Written by Julia Russell, herbalist and forager

The common nettle (which botanists call Urtica dioica) is the most versatile spring green. Now is the time to ‘grasp the nettle’ and see what it has to offer.  

 

Getting to know the nettle…

Nettles are a perennial plant; dying back in the winter and growing new shoots in the spring. They have a spreading root system and they can grow up to 120 cm in height. They have square stems and heart-shaped leaves with toothed edges that grow in pairs up the stems. Its male and female flowers are found on separate plants. The female flowers are pollinated by the wind and produce hanging bunches of seed – a second way that the plant propagates itself and spreads. 

Nettle is equally at home in the garden and wild spaces. Allowing a patch to thrive in your garden (or a container) will encourage wildlife and provide you with food, medicine, and even liquid feed for other plants.

 

Picking nettles for food

Seek out tender new growth. Pinch off the ‘tips’ – the top 4-6 leaves – and avoid fibrous stalks. Pick before the plant flowers and pick away from roads and areas where weed-spraying may occur. 

 

Take care handling nettles

The plant is commonly known as ‘Stinging Nettle’ due to the hair-like spines which cover the plant. These hollow spines contain a cocktail of phytochemicals and can break off on contact, releasing their irritating contents. This causes an itchy skin rash with little bumps. Wear gloves to avoid stings whilst picking.

 

Cooking and eating nettles

The humble nettle is a real superfood. They contain minerals (especially iron, calcium, magnesium and potassium); trace minerals (including chromium, silicon and zinc); vitamins (especially vitamin C and beta-carotene (which the body uses to make Vitamin A), plus vitamins B1, B2, E and K, and heaps of chlorophyll. Basically, nettles act like a mineral and vitamin supplement, so why not let food be your medicine?

Cooked nettles lose their sting and make a great substitute for spinach. To cook them like spinach, rinse the picked tops. Add the damp nettles to a pan and steam them in the water that remains on the leaves. You may need to add another cupful of water. Once wilted, remove them from the pan and squeeze out any excess water.

 

Don’t limit yourself to nettle soup

Nettles shine in all kinds of dishes, especially with eggs in omelettes or with poached eggs on toast. They are good in pies such as Greek spanakopita, in Italian-inspired dishes (pesto, pizza  topping, risotto, and nettle pasta), and Indian recipes where nettles can substitute spinach e.g. Nettle Paneer or Nettle Aloo.  

 

Nettle Aloo recipe

  1.     Peel and chop a large onion. Put it in a pan with 2 tablespoons of oil. Cook it gently, stirring often, until it is soft and translucent.
  2.     Turn up the heat. Add peeled and chopped garlic and spices – ground coriander and cumin seeds, turmeric, whole black onion seeds and mustard seeds, optional chilli to taste. Cook for 5-10 minutes. When the seeds start popping, turn down the heat.
  3.     Add chopped cooked potatoes and steamed nettle tops. You could also add a few roughly chopped tomatoes.
  4.     Adding a little water, heat thoroughly, and stir occasionally to ensure all the vegetables are covered in spices. 

Nettles can be juiced, or dried and powdered for autumn and winter use in soups, bread and even cakes. Historically they have been used as an ingredient in beer and wine making – nettle beer being famously made and sold in Heysham.
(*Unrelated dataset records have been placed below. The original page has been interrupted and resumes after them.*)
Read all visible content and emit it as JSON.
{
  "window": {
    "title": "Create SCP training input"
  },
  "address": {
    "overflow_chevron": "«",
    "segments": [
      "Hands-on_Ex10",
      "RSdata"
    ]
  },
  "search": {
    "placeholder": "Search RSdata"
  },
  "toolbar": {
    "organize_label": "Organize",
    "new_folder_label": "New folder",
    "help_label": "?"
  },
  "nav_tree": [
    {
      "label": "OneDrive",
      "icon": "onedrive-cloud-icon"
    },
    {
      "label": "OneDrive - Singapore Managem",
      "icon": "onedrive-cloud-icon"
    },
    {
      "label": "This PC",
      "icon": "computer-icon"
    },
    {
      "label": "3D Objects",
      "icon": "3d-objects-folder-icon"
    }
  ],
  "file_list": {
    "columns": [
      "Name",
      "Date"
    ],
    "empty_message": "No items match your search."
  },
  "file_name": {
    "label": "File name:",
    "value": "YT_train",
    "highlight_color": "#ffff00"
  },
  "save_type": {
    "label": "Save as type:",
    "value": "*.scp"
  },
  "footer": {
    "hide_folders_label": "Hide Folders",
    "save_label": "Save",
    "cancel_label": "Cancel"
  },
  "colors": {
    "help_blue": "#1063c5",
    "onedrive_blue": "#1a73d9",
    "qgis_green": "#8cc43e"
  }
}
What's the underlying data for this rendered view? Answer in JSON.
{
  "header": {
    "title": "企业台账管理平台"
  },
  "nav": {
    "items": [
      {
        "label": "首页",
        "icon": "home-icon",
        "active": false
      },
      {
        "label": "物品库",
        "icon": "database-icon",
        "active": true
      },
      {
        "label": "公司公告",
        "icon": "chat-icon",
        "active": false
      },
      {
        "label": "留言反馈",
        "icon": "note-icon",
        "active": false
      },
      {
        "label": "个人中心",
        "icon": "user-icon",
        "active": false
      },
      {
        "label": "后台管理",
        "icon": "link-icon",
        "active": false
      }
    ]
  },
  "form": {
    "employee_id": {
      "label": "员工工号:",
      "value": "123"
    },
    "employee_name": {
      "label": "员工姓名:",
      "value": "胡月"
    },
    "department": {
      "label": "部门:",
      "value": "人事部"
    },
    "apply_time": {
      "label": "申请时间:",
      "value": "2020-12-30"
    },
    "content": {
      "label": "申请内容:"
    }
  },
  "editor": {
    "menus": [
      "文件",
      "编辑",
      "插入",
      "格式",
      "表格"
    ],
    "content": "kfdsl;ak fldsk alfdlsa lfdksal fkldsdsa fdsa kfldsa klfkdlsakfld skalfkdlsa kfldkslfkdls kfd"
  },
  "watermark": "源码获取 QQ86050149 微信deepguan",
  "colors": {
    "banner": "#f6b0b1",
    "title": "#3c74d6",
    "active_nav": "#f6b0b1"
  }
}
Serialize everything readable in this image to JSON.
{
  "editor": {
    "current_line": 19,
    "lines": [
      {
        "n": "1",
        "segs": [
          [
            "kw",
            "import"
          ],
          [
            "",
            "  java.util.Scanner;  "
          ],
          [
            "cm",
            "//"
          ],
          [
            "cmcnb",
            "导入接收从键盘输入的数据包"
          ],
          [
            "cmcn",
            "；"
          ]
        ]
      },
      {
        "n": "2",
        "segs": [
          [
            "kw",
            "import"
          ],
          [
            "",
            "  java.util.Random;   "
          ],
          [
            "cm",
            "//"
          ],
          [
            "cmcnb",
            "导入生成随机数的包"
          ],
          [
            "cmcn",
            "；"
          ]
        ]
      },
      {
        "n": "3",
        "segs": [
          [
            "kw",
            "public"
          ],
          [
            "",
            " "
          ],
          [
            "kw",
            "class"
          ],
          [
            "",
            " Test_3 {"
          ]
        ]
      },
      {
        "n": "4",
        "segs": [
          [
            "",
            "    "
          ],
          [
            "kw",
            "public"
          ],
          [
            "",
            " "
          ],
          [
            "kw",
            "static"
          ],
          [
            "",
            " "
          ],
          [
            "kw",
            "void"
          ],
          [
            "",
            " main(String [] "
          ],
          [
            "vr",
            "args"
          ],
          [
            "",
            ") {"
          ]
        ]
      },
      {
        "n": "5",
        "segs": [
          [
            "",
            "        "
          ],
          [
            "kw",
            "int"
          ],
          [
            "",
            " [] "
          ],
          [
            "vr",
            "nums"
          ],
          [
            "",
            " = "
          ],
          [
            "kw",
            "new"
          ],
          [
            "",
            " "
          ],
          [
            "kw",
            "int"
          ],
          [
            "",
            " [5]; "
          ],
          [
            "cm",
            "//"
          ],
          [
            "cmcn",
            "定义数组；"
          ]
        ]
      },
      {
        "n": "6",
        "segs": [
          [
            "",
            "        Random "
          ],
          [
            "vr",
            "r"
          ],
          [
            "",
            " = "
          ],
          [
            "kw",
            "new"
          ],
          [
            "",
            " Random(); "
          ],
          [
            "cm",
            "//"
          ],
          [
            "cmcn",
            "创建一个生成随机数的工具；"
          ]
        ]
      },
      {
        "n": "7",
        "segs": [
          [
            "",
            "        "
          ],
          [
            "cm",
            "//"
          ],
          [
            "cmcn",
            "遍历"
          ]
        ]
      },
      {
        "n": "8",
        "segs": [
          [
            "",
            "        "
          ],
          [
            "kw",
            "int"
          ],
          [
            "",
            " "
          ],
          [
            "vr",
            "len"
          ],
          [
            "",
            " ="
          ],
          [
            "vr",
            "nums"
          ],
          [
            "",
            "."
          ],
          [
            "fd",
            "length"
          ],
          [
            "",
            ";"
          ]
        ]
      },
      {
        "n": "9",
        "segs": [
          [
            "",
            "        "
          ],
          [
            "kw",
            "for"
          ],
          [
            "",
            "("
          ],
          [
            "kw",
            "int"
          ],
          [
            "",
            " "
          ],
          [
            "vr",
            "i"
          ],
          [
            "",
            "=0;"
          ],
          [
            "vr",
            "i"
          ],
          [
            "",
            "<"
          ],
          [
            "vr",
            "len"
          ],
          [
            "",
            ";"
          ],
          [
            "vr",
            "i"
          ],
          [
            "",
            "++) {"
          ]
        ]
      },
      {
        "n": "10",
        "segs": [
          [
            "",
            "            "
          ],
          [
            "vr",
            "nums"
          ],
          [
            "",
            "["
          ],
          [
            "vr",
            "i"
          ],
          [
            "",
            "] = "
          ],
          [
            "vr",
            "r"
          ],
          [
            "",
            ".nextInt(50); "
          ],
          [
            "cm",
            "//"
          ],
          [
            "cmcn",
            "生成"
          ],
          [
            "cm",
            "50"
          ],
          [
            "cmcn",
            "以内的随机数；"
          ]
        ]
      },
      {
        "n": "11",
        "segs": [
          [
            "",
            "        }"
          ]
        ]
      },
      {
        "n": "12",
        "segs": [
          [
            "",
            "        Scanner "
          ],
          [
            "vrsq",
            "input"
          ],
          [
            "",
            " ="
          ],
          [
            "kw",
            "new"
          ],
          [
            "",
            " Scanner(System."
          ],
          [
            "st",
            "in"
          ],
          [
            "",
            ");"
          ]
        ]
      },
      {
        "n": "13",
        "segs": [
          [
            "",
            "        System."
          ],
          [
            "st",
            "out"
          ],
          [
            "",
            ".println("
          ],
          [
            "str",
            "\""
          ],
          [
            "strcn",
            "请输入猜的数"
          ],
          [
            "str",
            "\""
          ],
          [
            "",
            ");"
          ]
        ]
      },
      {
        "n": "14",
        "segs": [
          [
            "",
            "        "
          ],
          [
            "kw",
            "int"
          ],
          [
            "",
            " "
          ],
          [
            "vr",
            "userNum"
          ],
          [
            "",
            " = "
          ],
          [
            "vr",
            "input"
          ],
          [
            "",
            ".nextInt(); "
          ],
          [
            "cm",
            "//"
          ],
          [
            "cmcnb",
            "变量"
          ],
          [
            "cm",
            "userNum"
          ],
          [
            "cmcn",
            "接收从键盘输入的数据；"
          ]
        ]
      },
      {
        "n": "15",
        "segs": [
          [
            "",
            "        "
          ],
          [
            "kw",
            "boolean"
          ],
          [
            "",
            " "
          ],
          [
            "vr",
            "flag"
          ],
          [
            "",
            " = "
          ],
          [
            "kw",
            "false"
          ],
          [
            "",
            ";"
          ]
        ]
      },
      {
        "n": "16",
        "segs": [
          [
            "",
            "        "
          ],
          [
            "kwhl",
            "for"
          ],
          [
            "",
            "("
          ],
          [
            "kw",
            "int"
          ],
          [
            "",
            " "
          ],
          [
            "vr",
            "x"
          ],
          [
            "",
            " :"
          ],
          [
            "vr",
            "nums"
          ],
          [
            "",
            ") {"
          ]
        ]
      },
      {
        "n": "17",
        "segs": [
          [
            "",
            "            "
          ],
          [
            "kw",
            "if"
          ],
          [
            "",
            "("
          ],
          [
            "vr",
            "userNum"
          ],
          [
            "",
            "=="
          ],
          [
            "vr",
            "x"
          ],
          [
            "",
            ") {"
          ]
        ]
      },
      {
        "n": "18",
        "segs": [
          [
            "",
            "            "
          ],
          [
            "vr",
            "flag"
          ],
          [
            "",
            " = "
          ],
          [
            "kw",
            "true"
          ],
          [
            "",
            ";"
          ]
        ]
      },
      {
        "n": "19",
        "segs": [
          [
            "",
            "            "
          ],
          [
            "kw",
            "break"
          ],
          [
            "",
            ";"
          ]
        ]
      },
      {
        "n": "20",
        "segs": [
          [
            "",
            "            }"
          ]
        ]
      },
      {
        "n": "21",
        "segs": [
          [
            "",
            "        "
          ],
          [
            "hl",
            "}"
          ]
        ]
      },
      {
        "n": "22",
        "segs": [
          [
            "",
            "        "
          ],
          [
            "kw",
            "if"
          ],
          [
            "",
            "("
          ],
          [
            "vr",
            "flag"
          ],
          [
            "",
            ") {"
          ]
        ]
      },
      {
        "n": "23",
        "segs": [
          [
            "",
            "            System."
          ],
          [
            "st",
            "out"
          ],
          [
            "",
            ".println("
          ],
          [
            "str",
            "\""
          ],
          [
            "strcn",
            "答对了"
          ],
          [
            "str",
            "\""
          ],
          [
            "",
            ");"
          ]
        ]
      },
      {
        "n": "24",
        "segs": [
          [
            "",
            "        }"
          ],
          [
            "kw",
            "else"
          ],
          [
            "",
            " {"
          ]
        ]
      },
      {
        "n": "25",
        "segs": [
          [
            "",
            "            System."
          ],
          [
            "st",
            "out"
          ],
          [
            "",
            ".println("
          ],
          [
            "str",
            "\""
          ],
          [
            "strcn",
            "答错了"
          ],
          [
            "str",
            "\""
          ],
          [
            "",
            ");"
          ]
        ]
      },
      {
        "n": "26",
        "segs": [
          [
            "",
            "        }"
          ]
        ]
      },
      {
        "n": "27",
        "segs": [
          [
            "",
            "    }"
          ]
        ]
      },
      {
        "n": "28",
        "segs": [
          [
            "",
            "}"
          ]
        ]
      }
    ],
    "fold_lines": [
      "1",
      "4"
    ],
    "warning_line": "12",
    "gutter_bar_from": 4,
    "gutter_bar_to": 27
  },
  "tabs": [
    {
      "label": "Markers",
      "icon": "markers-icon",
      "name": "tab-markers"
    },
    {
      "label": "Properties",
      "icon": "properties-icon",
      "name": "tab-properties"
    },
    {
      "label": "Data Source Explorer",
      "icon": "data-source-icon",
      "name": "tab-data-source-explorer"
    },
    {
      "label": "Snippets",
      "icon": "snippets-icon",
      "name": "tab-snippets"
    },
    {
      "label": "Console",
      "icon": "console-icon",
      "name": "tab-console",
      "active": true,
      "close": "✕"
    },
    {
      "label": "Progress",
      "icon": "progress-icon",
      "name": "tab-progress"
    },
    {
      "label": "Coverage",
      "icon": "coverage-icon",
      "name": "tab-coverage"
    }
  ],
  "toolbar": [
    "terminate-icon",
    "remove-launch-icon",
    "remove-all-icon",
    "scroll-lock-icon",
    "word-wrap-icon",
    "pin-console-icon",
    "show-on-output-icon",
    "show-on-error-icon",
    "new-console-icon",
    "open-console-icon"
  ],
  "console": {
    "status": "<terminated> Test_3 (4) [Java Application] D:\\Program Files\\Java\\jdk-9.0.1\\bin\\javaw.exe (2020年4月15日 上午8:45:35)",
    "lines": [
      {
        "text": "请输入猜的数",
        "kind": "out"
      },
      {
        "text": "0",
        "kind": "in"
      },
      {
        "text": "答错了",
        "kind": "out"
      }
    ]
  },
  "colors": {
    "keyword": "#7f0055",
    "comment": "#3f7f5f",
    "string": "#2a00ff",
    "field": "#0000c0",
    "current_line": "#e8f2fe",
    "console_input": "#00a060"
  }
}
Nettles have also played a part in cheese-making, with the juice used as a rennet substitute and the cheese wrapped in nettles during the ripening process. 

 

Nettles in herbalism

The nutrient-rich nettle is a popular herbal medicine, promoting health by influencing the entire body. It was traditionally considered a spring tonic that builds up the body by nourishing the blood, strengthening bones and connective tissue, and as a restorative herb supporting convalescence. It has a history of use in supporting kidney and urinary health, cleansing the blood and subsequently helping clear skin conditions. Its impact on the circulatory system is widespread. Luckily this doesn’t require the traditional method of thrashing oneself with nettles to stimulate blood flow! Nettles also have an antihistamine action, which may be helpful to those who experience hay fever or allergies.

Simple nettle tea 

Nettle is an excellent background herb which can be taken over time as a single-herb tea (also known as a ‘simple’). Use 1 heaped teaspoon of dried herb or 2 teaspoons of fresh herb per mug. Infuse dried herbs for 3-8 minutes, 10-15 minutes for fresh.